The latest presentation to the Future In-Space Operations (FISO) study group is now posted in the FISO Working Group Presentations Archive. Both slides (pdf) and audio (mp3) are available for the talk, Skylab II, Making a Deep Space Habitat from a Space Launch System Propellant Tank – Brand Griffin, Gray Research – Mar.27.2013
Rushing headlong hand in hand with NASA into the past, Mr. Griffin wants to use NASA’s revived Saturn V to build a revised Skylab space station (though, in this case, for deep space rather than for LEO):
Note that Mr. Griffin compares the cost of a Delta IV to the fairy tale $500M cost for the SLS. This number comes from NASA’s absurd use of fantasy marginal cost estimates when asked for the cost of its launch vehicle missions.

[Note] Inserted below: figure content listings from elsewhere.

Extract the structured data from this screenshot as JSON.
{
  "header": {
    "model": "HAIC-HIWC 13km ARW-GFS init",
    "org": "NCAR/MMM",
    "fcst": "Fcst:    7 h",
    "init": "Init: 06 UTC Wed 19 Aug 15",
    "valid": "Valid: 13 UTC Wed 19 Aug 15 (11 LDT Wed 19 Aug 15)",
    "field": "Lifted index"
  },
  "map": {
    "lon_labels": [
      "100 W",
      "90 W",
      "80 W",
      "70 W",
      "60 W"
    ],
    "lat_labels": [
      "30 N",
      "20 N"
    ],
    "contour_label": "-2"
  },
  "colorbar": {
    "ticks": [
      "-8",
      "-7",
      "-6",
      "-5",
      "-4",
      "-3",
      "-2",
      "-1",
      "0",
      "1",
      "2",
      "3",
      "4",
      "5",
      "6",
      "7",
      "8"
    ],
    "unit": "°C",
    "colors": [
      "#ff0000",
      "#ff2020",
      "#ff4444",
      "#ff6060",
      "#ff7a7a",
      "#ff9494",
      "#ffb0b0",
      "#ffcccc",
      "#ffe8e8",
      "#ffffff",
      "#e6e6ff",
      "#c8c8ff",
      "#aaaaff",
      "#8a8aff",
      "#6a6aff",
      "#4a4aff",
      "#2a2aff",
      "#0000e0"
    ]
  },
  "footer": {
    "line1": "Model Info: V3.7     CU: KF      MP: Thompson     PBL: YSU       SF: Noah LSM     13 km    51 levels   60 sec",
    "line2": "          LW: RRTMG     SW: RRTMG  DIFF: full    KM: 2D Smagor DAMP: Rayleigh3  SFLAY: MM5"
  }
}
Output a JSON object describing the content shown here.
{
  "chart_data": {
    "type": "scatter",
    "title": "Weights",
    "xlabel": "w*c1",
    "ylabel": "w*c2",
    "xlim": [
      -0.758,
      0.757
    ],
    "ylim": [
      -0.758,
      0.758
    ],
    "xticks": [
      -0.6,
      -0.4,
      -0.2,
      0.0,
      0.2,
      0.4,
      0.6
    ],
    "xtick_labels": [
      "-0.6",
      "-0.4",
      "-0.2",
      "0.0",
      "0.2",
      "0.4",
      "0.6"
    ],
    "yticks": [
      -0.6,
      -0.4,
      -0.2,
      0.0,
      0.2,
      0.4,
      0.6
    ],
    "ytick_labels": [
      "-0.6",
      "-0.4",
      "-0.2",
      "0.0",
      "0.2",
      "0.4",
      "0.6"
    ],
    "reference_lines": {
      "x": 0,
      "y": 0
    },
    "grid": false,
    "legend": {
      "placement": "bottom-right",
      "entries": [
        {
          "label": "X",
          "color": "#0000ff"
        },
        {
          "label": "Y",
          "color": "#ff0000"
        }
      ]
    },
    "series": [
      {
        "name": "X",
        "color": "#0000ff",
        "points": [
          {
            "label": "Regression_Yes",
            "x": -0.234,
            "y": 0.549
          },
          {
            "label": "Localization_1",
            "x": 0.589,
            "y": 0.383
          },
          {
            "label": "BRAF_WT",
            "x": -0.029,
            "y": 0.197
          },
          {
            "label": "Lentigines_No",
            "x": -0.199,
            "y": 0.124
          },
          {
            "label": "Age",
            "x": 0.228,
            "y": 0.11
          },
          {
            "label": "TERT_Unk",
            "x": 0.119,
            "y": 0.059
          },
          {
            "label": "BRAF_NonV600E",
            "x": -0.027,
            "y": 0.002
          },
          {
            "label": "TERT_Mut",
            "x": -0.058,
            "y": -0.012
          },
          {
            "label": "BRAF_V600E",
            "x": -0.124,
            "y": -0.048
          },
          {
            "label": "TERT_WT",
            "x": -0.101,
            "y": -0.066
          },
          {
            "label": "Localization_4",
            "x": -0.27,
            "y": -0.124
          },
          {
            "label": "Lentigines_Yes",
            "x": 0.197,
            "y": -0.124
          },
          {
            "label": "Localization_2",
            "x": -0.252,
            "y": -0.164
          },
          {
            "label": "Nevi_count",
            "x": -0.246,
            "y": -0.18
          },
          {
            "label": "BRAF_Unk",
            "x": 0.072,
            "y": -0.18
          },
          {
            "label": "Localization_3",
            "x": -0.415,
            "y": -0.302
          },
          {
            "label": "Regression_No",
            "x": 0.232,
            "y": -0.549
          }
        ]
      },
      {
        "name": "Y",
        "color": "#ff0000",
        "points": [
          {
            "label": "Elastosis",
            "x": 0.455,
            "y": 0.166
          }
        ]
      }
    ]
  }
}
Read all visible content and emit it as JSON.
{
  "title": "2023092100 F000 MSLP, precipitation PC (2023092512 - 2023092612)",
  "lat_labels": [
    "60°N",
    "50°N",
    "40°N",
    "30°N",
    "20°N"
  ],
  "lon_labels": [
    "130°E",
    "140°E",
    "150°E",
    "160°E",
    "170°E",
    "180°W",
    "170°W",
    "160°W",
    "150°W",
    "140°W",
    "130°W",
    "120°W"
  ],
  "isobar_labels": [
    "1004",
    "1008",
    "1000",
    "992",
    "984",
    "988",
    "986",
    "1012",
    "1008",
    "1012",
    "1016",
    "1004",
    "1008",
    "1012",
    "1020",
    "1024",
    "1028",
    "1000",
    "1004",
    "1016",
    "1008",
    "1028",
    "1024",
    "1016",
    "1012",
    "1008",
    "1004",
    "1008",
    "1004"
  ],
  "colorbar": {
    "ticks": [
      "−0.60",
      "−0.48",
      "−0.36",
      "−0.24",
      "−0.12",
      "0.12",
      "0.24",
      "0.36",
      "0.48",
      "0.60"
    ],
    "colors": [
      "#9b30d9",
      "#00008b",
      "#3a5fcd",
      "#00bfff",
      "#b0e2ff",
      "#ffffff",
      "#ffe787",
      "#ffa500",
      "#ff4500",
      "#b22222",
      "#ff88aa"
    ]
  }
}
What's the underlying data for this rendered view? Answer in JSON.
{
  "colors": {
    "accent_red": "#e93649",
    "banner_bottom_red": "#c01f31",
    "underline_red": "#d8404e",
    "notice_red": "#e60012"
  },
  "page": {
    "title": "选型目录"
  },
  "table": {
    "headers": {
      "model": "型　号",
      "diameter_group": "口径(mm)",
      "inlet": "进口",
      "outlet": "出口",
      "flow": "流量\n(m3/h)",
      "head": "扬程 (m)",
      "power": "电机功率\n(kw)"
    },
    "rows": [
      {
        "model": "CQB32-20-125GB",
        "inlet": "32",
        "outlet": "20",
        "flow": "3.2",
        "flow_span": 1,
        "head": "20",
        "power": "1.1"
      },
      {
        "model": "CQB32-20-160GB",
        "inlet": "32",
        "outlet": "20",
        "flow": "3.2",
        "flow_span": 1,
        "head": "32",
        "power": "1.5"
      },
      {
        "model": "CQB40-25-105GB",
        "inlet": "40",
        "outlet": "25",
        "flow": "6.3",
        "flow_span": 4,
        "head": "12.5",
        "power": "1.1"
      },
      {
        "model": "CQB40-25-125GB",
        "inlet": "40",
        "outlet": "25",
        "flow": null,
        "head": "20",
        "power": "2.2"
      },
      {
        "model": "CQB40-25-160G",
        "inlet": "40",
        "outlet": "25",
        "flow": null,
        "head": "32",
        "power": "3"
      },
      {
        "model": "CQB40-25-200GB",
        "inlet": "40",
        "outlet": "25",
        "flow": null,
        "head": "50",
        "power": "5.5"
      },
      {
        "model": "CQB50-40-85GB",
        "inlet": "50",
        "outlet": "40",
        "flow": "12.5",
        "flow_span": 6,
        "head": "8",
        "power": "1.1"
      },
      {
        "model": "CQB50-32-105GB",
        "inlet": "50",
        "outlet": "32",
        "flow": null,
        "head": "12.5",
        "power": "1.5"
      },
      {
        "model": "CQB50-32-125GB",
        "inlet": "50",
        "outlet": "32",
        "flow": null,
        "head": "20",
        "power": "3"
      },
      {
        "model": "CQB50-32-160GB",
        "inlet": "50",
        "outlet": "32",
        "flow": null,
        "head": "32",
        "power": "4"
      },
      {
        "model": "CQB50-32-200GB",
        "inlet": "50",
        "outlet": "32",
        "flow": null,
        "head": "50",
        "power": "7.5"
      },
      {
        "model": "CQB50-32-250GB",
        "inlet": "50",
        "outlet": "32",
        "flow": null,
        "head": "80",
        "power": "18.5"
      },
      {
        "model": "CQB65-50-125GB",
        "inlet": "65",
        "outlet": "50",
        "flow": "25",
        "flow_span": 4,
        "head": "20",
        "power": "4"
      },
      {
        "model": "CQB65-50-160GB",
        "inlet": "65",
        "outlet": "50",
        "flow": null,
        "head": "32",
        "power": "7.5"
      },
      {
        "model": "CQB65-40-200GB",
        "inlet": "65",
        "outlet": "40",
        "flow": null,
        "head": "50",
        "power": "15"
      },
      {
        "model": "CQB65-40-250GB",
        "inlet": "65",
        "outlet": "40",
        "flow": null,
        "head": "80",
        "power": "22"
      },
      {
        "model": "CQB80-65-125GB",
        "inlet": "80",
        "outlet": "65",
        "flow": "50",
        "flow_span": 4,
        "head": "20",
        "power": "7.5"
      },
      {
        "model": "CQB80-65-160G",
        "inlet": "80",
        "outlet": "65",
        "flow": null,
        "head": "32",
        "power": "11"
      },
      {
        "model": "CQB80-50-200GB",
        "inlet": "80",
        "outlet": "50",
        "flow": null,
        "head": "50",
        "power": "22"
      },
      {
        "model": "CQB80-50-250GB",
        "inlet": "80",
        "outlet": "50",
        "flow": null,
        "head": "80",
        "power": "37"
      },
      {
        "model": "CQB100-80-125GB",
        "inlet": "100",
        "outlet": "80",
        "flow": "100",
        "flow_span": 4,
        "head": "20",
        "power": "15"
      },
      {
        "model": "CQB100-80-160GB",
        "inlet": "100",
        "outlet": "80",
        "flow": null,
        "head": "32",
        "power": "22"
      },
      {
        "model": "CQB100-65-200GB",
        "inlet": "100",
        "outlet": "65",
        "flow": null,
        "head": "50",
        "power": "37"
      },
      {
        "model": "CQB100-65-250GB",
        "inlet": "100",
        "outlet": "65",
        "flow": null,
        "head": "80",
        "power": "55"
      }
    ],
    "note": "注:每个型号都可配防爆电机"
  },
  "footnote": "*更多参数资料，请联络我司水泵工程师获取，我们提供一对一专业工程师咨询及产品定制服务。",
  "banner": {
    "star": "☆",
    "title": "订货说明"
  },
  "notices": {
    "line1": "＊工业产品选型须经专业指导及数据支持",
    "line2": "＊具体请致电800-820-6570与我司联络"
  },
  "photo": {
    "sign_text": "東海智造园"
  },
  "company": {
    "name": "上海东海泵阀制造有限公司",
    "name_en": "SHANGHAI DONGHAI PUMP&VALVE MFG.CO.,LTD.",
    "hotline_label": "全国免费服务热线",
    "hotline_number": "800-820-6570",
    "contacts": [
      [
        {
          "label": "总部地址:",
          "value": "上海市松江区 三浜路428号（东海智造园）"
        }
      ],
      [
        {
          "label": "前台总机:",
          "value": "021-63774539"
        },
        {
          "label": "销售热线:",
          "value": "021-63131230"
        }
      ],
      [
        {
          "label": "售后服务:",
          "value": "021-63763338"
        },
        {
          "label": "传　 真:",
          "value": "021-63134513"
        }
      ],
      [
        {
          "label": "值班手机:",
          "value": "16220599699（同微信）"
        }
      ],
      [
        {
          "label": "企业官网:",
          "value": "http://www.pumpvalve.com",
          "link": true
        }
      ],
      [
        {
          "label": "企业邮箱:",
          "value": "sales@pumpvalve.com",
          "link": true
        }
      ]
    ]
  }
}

Say the SLS program averages one to two flights per year. If the cost is $3B per in the years with one launch and $3.5B in the years with two launches then NASA will claim that a SLS flight costs $500M (i.e. the marginal cost, which is the cost to produce one more unit output). This is obviously ridiculous. The meaningful cost is $6.5B/3 = $2.17B per flight. For low production numbers, it is only the average cost that is significant, not marginal cost. (Usually NASA just guesses how much one more flight would cost but I used this year to year comparison to make the marginal cost more explicit.)
Of course, unlike normal enterprises, the development cost of the SLS, which will be around $20B for the initial 70mT version, should also be spread over the launches but NASA ignores development costs just like it ignores annual infrastructure/fixed costs.